Enhanced enzymatic activity from phosphotriesterase trimer gold nanoparticle bioconjugates for pesticide detectionElectronic supplementary information (ESI) available. See DOI: 10.1039/c6an02575g

The rapid detection of organophosphates (OPs), a class of strong neurotoxins, is critically important for monitoring acute insecticide exposure and potential chemical warfare agent use. Herein, we improve the enzymatic activity of a phosphotriesterase trimer (PTE 3 ), an enzyme that selectively recognizes OPs directly, by conjugation with distinctly sized ( i.e. , 5, 10, and 20 nm diameter) gold nanoparticles (AuNPs). The number of enzymes immobilized on the AuNP was controlled by conjugating increasing molar ratios of PTE 3 onto the AuNP surface via metal affinity coordination. This occurs between the PTE 3 -His 6 termini and the AuNP-displayed Ni 2+ -nitrilotriacetic acid end groups and was confirmed with gel electrophoresis. The enzymatic efficiency of the resultant PTE 3 -AuNP bioconjugates was analyzed via enzyme progress curves acquired from two distinct assay formats that compared free unbound PTE 3 with the following PTE 3 -AuNP bioconjugates: (1) fixed concentration of AuNPs while increasing the bioconjugate molar ratio of PTE 3 displayed around the AuNP and (2) fixed concentration of PTE 3 while increasing the bioconjugate molar ratio of PTE 3 -AuNP by decreasing the AuNP concentration. Both assay formats monitored the absorbance of p -nitrophenol that was produced as PTE 3 hydrolyzed the substrate paraoxon, a commercial insecticide and OP nerve agent simulant.
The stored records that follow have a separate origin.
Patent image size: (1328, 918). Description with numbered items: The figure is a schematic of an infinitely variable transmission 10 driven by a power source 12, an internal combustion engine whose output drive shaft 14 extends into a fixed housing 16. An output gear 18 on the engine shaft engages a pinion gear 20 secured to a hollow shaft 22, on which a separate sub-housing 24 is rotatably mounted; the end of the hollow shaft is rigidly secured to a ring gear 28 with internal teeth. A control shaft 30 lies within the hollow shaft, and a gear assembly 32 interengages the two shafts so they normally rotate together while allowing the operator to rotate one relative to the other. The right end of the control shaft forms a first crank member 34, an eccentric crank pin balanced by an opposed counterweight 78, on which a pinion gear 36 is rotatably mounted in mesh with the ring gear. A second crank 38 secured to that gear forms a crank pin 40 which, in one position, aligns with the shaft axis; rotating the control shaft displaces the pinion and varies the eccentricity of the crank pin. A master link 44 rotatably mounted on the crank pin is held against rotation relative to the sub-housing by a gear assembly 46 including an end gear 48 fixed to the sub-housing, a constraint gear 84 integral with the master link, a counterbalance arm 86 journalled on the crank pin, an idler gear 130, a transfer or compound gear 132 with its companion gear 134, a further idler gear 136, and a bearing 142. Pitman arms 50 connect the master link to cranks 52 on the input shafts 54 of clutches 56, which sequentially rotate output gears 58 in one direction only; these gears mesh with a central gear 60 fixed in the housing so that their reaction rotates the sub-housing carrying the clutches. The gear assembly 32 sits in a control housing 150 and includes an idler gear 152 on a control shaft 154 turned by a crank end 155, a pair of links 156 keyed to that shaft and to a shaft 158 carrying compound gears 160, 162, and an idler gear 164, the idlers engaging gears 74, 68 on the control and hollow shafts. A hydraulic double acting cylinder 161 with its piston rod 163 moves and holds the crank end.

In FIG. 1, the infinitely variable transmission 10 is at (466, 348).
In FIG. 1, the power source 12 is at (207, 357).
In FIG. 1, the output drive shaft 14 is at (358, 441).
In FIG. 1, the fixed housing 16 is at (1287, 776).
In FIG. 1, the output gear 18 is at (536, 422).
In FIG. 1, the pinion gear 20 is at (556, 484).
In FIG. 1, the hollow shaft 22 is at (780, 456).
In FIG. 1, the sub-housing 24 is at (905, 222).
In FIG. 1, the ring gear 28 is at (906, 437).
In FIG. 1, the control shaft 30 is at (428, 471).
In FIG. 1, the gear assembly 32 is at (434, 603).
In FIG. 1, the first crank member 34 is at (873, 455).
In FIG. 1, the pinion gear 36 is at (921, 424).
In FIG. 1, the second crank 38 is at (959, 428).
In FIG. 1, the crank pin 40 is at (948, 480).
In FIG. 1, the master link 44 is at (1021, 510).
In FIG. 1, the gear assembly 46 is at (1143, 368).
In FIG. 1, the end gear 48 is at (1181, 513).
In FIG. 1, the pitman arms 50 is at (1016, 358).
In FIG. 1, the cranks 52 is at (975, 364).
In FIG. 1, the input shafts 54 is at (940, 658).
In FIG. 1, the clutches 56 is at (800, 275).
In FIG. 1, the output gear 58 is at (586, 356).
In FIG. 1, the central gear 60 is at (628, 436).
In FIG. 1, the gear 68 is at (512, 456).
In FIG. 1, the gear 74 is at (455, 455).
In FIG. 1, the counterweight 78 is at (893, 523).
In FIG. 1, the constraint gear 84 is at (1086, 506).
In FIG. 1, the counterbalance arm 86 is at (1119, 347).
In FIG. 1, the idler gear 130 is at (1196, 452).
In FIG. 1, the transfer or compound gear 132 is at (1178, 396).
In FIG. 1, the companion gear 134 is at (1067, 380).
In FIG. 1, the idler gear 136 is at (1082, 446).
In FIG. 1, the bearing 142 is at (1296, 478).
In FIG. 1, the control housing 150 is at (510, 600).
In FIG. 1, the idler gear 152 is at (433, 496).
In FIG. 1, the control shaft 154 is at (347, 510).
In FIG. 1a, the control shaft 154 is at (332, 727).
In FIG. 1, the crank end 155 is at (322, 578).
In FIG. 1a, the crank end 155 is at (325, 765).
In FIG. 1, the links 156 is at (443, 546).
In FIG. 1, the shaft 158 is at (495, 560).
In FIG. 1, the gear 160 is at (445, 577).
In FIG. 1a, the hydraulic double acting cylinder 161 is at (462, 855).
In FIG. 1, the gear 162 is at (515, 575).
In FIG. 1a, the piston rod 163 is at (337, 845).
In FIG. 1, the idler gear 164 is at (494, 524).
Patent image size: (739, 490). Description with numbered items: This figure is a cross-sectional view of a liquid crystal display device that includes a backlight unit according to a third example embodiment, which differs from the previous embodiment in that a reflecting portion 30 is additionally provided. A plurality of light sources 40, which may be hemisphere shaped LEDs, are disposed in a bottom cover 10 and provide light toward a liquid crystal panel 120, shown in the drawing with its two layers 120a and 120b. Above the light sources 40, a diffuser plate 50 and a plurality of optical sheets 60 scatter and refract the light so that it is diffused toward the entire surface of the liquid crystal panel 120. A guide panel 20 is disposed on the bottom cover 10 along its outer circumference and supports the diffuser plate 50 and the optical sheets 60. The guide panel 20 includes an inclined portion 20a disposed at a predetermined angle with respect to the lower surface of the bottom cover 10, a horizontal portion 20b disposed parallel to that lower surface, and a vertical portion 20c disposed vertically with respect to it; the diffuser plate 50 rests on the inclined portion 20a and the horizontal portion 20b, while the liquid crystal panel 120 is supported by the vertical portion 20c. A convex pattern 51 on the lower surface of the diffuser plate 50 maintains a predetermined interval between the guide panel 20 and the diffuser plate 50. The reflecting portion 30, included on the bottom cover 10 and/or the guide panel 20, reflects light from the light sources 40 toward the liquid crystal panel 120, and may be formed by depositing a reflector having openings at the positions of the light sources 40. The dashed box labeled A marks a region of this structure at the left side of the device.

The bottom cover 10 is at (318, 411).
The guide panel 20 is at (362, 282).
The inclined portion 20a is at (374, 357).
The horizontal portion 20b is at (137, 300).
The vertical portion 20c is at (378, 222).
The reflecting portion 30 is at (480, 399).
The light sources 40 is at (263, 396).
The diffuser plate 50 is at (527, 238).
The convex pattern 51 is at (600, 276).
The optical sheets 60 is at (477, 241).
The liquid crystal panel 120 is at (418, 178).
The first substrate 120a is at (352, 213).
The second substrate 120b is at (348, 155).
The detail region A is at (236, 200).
Results demonstrate a general equivalent trend between the two formats. For all experiments, a maximum enzymatic velocity ( V max ) increased by 17-fold over free enzyme for the lowest PTE 3 -AuNP ratio and the largest AuNP ( i.e. , ratio of 1 : 1, 20 nm dia. AuNP). This work provides a route to improve enzymatic OP detection strategies with enzyme-NP bioconjugates. A significant enzymatic enhancement of phosphotriesterase has been demonstrated when immobilized on various sized gold nanoparticles.